How to Prevent Chargebacks for Nutraceutical Companies
By Chris Alarie on Nov 20, 2020
Nutraceuticals are a growing industry, particularly within the online retail sector. An estimated 75% of Americans take some sort of dietary supplement and the global nutraceutical has an estimated global value of nearly $400 billion. In the US alone, the nutraceutical market is expected to grow from $60 billion in revenue this year to $100 billion by 2024. But with growth brings complications. And nutraceutical businesses are necessarily prone to one particular kind of complication: chargebacks.
What Are Nutraceuticals?
Also known as “bioceuticals” or by the shortened name “nutra,” “nutraceuticals” is a blanket term for a wide variety of pharmaceutical alternatives, including dietary supplements, vitamins, fortified foods, and others. The term itself is a portmanteau, combining “nutrition” with “pharmaceutical.”
Nutraceuticals are regulated significantly more loosely than traditional pharmaceuticals or over the counter medications. As a result, they are sold by a wide variety of means, including a large volume of online sales. Also, because of the lack of regulation, they are often advertised with health claims that are not supported by clinical evidence. As a result, nutraceutical sales can result in a large volume of chargebacks and online nutraceutical merchants accounts are often labeled “high risk.”
What Puts Nutraceutical Businesses in High Risk Category of Merchant Accounts?
E-commerce is generally treated as higher risk than brick and mortar commerce by merchant account providers. But online nutraceutical merchants are especially prone to this designation and the consequent restrictions. Three particular aspects of the nutraceutical industry are the primary causes of its high risk designation.
Inconsistent Regulatory Status
While nutraceuticals are not regulated anywhere near as stringently or consistently as pharmaceuticals, it would be a mistake to say that they are entirely unregulated. In the United States, nutraceuticals are generally subject to the Food and Drug Administration’s (FDA) regulations on dietary supplements. Acquirers can sometimes be held liable for giving merchant accounts to businesses that fail to meet the FDA’s regulations.
High Rate of Fraud
Like many other sorts of e-commerce-based businesses, nutraceuticals are unfortunately frequent targets of a wide variety of fraud. Additionally, many nutraceutical merchants sell their products on a subscription basis, subjecting the business to the fraud risks associated with that business model. And while it is impossible to say for certain, it’s possible that the murky regulatory nature of nutraceuticals marks them as targets for fraud, as well.
High Volume of Chargebacks
There are a number of reasons why nutraceutical businesses are prone to chargebacks, besides instances of fraud. Sometimes customers are unsatisfied with a lack of results (possibly due to unsubstantiated claims of health benefits) and opt to file a chargeback rather than request a refund.

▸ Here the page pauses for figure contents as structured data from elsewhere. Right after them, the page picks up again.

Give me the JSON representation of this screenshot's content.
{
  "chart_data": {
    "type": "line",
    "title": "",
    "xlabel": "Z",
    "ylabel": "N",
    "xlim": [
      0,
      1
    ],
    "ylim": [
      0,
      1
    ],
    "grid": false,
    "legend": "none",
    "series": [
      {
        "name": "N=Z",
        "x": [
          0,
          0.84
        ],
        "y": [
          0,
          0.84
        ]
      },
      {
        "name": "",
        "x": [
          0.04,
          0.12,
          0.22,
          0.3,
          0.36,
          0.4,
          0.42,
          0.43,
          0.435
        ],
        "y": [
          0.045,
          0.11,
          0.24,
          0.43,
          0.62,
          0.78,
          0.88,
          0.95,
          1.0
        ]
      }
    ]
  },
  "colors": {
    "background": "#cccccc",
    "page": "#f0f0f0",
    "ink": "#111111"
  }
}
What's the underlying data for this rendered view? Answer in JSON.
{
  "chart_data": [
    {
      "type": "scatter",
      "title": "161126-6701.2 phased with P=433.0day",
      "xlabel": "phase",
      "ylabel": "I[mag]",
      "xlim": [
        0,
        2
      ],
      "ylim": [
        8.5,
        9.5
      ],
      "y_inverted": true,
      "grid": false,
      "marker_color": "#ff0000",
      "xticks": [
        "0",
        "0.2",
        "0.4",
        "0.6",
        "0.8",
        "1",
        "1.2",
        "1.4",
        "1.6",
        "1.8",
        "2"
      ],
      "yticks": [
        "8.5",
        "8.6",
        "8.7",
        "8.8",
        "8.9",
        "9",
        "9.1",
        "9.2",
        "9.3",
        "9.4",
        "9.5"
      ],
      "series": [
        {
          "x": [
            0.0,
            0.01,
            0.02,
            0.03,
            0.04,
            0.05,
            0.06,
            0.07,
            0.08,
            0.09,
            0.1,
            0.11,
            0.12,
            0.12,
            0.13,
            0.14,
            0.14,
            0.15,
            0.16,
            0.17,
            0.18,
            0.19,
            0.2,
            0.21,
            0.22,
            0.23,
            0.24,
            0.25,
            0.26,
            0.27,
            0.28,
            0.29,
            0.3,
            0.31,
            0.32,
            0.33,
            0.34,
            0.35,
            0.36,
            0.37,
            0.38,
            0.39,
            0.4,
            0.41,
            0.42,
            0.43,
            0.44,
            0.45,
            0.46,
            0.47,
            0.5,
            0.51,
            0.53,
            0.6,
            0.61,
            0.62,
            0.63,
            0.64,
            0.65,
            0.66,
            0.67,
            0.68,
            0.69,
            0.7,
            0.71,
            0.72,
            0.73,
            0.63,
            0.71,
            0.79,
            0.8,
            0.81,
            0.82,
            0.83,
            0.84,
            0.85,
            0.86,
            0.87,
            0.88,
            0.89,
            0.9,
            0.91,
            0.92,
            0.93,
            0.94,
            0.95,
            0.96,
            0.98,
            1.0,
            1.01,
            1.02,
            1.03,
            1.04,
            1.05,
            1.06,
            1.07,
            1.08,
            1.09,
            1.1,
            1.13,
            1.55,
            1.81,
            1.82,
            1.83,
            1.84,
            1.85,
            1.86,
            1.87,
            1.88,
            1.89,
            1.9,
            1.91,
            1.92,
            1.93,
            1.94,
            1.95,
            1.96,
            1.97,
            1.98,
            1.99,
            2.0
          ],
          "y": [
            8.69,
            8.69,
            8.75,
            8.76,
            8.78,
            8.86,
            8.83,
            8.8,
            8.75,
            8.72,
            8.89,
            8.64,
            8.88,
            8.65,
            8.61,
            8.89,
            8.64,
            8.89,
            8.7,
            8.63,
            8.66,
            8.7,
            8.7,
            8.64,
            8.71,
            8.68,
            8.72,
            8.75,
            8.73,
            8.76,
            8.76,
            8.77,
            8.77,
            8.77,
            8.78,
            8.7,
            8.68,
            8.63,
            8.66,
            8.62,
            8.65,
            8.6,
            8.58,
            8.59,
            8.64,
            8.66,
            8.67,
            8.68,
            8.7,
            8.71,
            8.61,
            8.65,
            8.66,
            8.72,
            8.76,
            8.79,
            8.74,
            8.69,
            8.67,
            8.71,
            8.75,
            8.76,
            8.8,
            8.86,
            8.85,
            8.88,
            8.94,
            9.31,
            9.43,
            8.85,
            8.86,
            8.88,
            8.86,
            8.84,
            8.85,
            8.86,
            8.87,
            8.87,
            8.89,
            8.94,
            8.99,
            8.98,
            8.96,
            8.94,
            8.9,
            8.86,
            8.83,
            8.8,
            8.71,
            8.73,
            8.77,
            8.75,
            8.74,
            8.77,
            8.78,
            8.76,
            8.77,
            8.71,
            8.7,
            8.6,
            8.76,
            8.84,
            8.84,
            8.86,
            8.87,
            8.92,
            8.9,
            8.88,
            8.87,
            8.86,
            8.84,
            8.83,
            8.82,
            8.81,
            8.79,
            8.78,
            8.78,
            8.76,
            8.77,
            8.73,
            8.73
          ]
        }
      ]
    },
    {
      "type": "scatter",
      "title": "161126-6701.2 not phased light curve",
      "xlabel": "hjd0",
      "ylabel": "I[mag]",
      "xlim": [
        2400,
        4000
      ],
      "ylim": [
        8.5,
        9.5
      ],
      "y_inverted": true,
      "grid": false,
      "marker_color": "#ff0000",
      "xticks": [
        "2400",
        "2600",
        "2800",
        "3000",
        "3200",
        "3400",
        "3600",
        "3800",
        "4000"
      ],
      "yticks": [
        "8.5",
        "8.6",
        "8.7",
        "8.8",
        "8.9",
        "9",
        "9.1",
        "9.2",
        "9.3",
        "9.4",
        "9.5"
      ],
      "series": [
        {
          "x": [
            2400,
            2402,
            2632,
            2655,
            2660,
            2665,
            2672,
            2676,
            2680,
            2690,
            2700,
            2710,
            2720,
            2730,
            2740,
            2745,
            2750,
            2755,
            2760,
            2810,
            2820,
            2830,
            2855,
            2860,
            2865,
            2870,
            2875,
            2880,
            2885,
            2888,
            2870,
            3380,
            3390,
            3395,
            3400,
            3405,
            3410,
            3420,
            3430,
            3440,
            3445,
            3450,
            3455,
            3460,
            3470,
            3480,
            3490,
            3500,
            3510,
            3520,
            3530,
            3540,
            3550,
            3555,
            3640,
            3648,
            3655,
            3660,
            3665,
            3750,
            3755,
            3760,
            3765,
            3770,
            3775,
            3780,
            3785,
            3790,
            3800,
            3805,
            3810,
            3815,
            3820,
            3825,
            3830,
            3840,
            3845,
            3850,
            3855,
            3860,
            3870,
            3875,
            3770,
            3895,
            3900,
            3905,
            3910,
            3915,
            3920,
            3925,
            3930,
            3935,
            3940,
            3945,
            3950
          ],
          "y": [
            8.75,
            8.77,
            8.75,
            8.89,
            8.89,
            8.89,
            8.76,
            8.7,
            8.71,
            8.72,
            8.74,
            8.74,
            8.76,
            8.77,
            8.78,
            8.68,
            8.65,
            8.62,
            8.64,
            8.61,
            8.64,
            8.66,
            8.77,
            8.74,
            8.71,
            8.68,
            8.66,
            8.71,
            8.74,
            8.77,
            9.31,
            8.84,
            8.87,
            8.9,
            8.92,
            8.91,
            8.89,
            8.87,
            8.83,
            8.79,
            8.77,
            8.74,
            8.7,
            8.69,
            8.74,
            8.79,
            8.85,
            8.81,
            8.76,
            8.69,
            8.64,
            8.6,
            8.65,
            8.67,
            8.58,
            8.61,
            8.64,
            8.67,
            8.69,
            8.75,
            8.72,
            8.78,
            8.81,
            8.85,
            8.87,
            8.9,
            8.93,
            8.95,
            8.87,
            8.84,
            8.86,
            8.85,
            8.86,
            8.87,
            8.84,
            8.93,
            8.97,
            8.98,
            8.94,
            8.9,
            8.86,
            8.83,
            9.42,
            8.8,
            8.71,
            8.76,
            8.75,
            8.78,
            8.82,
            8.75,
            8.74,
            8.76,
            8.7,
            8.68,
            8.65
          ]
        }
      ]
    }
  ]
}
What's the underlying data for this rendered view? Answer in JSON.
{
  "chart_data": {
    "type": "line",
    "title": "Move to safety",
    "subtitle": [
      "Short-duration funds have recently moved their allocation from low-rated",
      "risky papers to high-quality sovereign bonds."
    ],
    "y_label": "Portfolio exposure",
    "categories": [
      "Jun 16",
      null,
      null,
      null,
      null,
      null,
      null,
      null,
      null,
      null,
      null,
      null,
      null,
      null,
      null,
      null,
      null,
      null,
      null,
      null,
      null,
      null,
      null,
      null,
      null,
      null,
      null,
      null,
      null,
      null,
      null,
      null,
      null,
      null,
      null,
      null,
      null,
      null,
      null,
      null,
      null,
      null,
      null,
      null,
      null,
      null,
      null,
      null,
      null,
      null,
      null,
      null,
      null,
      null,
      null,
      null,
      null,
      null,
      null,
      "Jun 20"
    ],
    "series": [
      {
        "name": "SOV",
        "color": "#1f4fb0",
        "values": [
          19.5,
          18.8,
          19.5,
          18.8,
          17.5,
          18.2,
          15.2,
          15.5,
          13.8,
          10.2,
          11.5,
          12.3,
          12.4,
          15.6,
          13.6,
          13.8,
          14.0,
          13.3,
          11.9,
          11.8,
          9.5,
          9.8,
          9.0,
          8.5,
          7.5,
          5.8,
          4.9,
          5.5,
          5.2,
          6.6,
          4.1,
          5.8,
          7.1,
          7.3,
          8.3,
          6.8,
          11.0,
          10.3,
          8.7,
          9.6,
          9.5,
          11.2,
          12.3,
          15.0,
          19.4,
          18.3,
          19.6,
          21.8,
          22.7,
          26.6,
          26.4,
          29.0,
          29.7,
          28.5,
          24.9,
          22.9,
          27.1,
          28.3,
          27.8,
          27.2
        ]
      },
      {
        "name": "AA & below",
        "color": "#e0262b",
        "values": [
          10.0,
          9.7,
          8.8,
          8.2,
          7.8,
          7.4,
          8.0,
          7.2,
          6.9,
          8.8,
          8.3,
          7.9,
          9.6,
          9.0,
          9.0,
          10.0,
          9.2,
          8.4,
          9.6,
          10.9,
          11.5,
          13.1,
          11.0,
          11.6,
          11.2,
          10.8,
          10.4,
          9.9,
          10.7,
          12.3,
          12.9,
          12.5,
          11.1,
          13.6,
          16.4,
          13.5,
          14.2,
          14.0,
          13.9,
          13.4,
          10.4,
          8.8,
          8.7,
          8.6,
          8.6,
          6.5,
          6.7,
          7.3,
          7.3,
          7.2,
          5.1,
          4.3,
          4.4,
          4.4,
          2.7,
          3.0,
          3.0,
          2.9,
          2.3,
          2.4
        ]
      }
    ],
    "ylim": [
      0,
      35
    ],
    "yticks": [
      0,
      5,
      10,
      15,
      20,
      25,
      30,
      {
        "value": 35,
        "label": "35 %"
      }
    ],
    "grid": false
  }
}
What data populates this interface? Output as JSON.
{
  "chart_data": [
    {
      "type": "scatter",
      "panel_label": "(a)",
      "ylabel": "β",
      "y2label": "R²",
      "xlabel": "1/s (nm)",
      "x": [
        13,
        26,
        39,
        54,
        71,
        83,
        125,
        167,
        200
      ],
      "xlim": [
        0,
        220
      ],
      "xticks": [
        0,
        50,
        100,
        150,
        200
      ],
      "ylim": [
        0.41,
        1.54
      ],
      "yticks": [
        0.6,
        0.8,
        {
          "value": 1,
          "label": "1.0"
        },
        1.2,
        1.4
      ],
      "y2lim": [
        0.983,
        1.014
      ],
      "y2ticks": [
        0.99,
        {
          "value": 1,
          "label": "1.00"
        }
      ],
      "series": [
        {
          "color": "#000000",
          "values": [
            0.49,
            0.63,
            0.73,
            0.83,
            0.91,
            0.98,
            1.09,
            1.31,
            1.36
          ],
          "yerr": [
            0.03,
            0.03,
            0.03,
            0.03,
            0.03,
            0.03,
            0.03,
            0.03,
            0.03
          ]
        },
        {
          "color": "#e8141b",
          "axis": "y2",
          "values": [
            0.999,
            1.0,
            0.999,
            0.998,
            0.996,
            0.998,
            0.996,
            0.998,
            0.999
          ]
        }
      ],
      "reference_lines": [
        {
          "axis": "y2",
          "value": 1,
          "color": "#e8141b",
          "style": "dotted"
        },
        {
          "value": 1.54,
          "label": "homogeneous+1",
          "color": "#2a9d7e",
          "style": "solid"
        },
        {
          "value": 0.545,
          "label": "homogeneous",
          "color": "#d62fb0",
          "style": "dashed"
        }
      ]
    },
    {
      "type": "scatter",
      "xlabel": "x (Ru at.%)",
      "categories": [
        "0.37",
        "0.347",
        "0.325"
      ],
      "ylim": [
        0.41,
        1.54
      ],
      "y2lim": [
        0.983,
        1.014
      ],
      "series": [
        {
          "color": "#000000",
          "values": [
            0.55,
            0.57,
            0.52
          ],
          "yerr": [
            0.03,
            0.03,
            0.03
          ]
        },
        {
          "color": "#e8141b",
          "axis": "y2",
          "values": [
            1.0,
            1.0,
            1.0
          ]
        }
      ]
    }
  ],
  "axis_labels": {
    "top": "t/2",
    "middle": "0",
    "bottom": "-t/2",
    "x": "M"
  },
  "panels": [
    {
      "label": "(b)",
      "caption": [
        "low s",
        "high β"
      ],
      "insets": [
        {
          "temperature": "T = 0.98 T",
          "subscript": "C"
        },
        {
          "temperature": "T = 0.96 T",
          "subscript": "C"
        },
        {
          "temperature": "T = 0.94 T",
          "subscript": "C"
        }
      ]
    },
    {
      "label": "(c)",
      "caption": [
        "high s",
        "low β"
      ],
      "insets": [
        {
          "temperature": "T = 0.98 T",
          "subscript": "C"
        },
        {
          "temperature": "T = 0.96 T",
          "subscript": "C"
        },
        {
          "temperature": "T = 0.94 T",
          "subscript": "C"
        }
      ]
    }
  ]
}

Also, similar to the aforementioned issues with fraud, subscription billing models can lead to higher instances of chargebacks.
While nutraceutical merchants have no control over the regulatory environment in which they operate, they do have the ability to tailor their business practices so as to limit their risk of fraud and chargebacks.
How to Reduce Fraud and Chargebacks
A solid plan for preventing frequent chargebacks necessitates being able to anticipate everything from innocent mistakes to intentional fraud. While no merchant can prevent every confused customer or stop every bad actor, there are a number of best practices that will put you in a better position to reduce the number of chargeback requests you receive for your nutraceutical business.
One of the most important practices is to regularly be communicative with your consumers. Make sure that you set clear expectations at the outset of the consumer enrolling in your service. Make sure they know what to expect, both in terms of services/goods provided and billing procedures.
If you make any changes or adjustments to your service deliveries or billing procedures, be sure that your consumers are aware of it. This includes clearly communicating the terms and length of a free trial, if you offer one. It is in your best interest to disclose all fees, including termination fees.
It is also a good idea to make it easy for consumers to contact you if you have any questions. Make your customer service contact information available in as many places as possible.
If you operate your nutraceutical business on a subscription model, be clear about the procedures for opting out. A cancellation processed through your normal procedures is always better than a chargeback. Always process any cancellation requests as promptly as you can.
It is also important to protect yourself. Make sure that you make sure consumers read and agree to all of your terms and conditions before you bill them or send the first installment of your service.
If you market your nutraceutical products through affiliates, make sure you follow the best practices for affiliate monitoring. Affiliate marketing can be a valuable tool for increasing sales but it is fraught with potential for chargebacks if you don’t properly monitor those affiliates.
Be sure to make use of whatever sorts of anti-fraud tools may be available to you, such as address verification and geolocation tools. Account updating tools can also help preclude situations that may lead to chargebacks, such as customers moving or cancelling their credit card or bank account without telling you.